Он схватил меня за руки, в его глазах плескалось бешенство. Но мне было плевать.
– А то что? Что ты сделаешь? – я смело встретила его взгляд, попробуй, останови меня.
Какое-то мгновение Майк с такой силой сдавливал мне плечи, что я думала: вот еще чуть-чуть – и переломает, но он выдохнул, оттолкнул меня. Я отскочила на шаг, нервно обхватив себя руками. Мы глядели друг на друга ошарашенно, как чужие.
– Я почти ударил тебя.
Да. И причинил боль. Многое в отношении Майка ко мне не было нормальным, но я никогда не боялась того, что он обидит меня по-настоящему. Удивительно, но для меня и сейчас ничего не изменилось. Без страха я подошла к нему, дотронулась до плеча: остынь. Давай не будем спорить.
Он не обнял меня, отстранившись на вытянутую руку, разглядывал, как ядовитую бабочку, случайно севшую к нему на ладонь.
– Ты заставляешь меня терять контроль. Почему тебе так нужно это пение? Оно отнимет тебя у меня, поставит между нами новые границы, зачем ты стремишься отдалиться? Что я не даю тебе, что ты хочешь найти там?!
Сглотнув, я надолго замолчала. Он был сейчас настолько близок к истине, насколько я еще сама не понимала. Голд всегда ругал меня за то, что я, попав в трудную ситуацию, никогда не ищу решения – лишь способ найти лазейку и сбежать. Но я была пока не готова признать истину. Привстав на цыпочки, взяла лицо Майка в ладони.

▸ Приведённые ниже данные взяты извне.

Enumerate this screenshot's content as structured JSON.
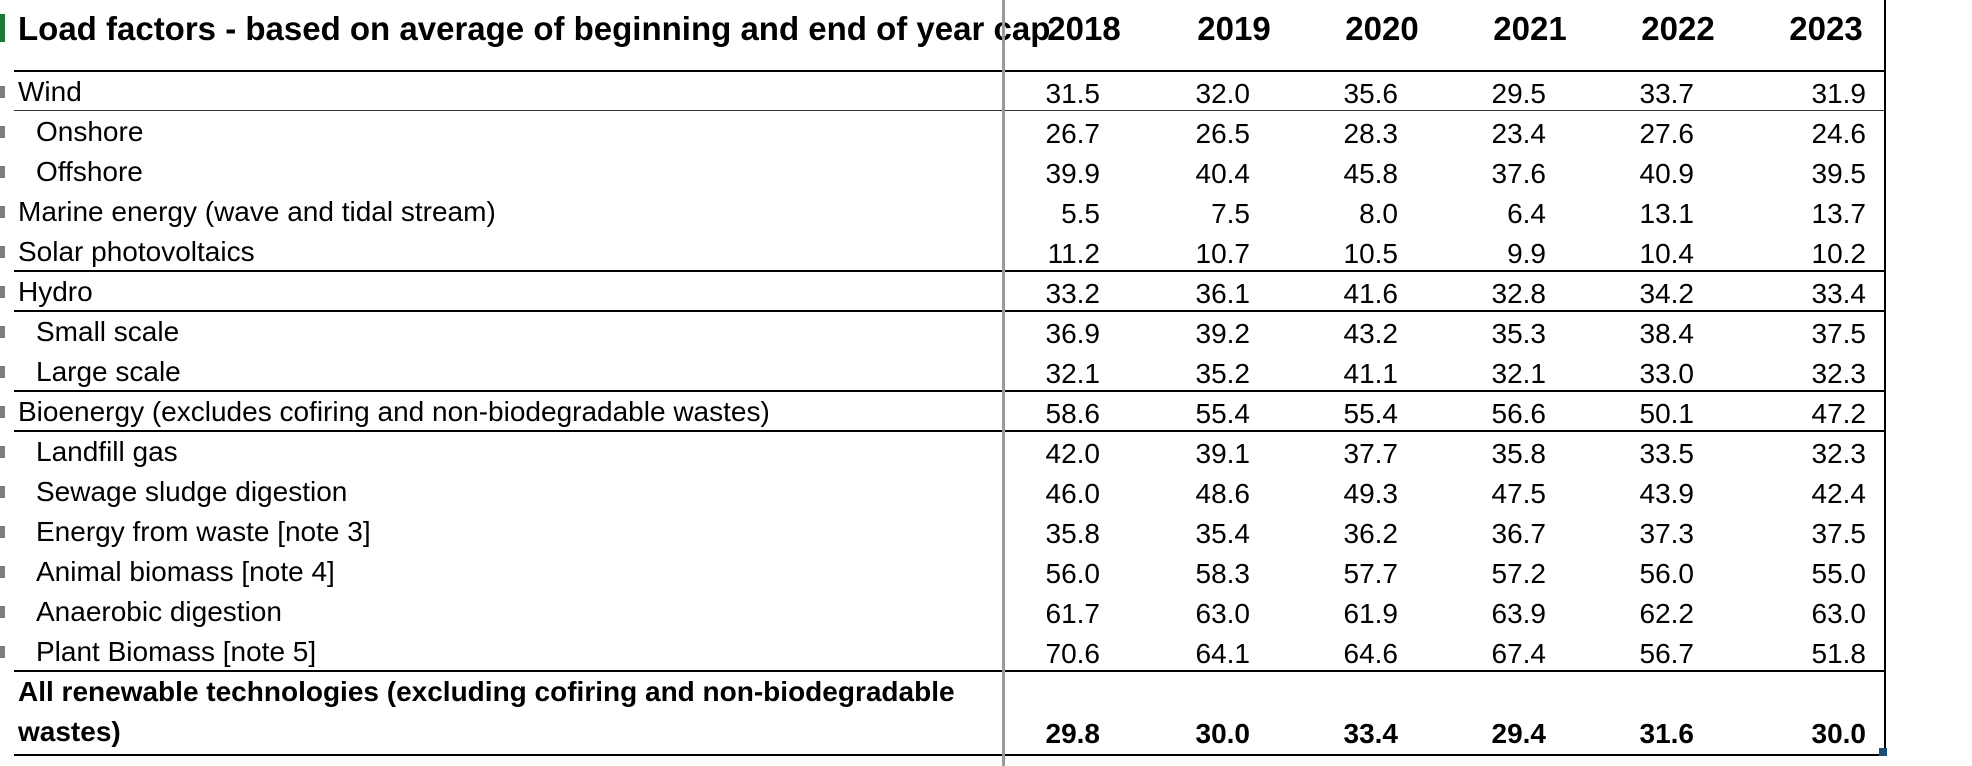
{
  "table": {
    "title": "Load factors - based on average of beginning and end of year cap",
    "years": [
      "2018",
      "2019",
      "2020",
      "2021",
      "2022",
      "2023"
    ],
    "rows": [
      {
        "label": "Wind",
        "values": [
          "31.5",
          "32.0",
          "35.6",
          "29.5",
          "33.7",
          "31.9"
        ]
      },
      {
        "label": "Onshore",
        "values": [
          "26.7",
          "26.5",
          "28.3",
          "23.4",
          "27.6",
          "24.6"
        ]
      },
      {
        "label": "Offshore",
        "values": [
          "39.9",
          "40.4",
          "45.8",
          "37.6",
          "40.9",
          "39.5"
        ]
      },
      {
        "label": "Marine energy (wave and tidal stream)",
        "values": [
          "5.5",
          "7.5",
          "8.0",
          "6.4",
          "13.1",
          "13.7"
        ]
      },
      {
        "label": "Solar photovoltaics",
        "values": [
          "11.2",
          "10.7",
          "10.5",
          "9.9",
          "10.4",
          "10.2"
        ]
      },
      {
        "label": "Hydro",
        "values": [
          "33.2",
          "36.1",
          "41.6",
          "32.8",
          "34.2",
          "33.4"
        ]
      },
      {
        "label": "Small scale",
        "values": [
          "36.9",
          "39.2",
          "43.2",
          "35.3",
          "38.4",
          "37.5"
        ]
      },
      {
        "label": "Large scale",
        "values": [
          "32.1",
          "35.2",
          "41.1",
          "32.1",
          "33.0",
          "32.3"
        ]
      },
      {
        "label": "Bioenergy (excludes cofiring and non-biodegradable wastes)",
        "values": [
          "58.6",
          "55.4",
          "55.4",
          "56.6",
          "50.1",
          "47.2"
        ]
      },
      {
        "label": "Landfill gas",
        "values": [
          "42.0",
          "39.1",
          "37.7",
          "35.8",
          "33.5",
          "32.3"
        ]
      },
      {
        "label": "Sewage sludge digestion",
        "values": [
          "46.0",
          "48.6",
          "49.3",
          "47.5",
          "43.9",
          "42.4"
        ]
      },
      {
        "label": "Energy from waste [note 3]",
        "values": [
          "35.8",
          "35.4",
          "36.2",
          "36.7",
          "37.3",
          "37.5"
        ]
      },
      {
        "label": "Animal biomass [note 4]",
        "values": [
          "56.0",
          "58.3",
          "57.7",
          "57.2",
          "56.0",
          "55.0"
        ]
      },
      {
        "label": "Anaerobic digestion",
        "values": [
          "61.7",
          "63.0",
          "61.9",
          "63.9",
          "62.2",
          "63.0"
        ]
      },
      {
        "label": "Plant Biomass [note 5]",
        "values": [
          "70.6",
          "64.1",
          "64.6",
          "67.4",
          "56.7",
          "51.8"
        ]
      }
    ],
    "total": {
      "label_line1": "All renewable technologies (excluding cofiring and non-biodegradable",
      "label_line2": "wastes)",
      "values": [
        "29.8",
        "30.0",
        "33.4",
        "29.4",
        "31.6",
        "30.0"
      ]
    }
  }
}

– Неужели ты всегда был таким старым?
Он замер.
– О чем ты?
– Неужели ты всегда был таким: безжалостным, контролирующим, знающим правильные ответы, закрытым? Никогда не совершал безумные поступки? Никогда не был увлечен чем-то настолько, что дрожали руки, так тебе хотелось? Никогда не тратил свое время на что-то ненужное? – шепотом я добавила. – Никогда… не боялся?
Под светом фонарей его глаза казались прозрачными, вечными.
– Никогда.
Он лгал.
Я кивнула в ответ на отзвук какой-то не до конца оформившейся мысли, погладила его по щеке. Значит, быть посему.
– Я пойду домой. Завтра позвоню.
Уходя, я не оборачивалась. Знала, что он не окликнет, не догонит, не передумает. Я шла по длинному проспекту и чувствовала стальную нить его взгляда между лопаток. С каждой секундой она натягивалась все сильней, грозя выдрать кусок сердца. Еще мгновение, еще и поворот, и я побегу…
За спиной раздался звук шагов. Но не таких, как будто кто-то идет, а как будто кто-то… отбивает чечетку. Я замерла. Мне послышалось. Это все нервы. Но стук подошв не смолкал. Невидимые ноги громко отбивали ритм, выбивая из асфальта музыку.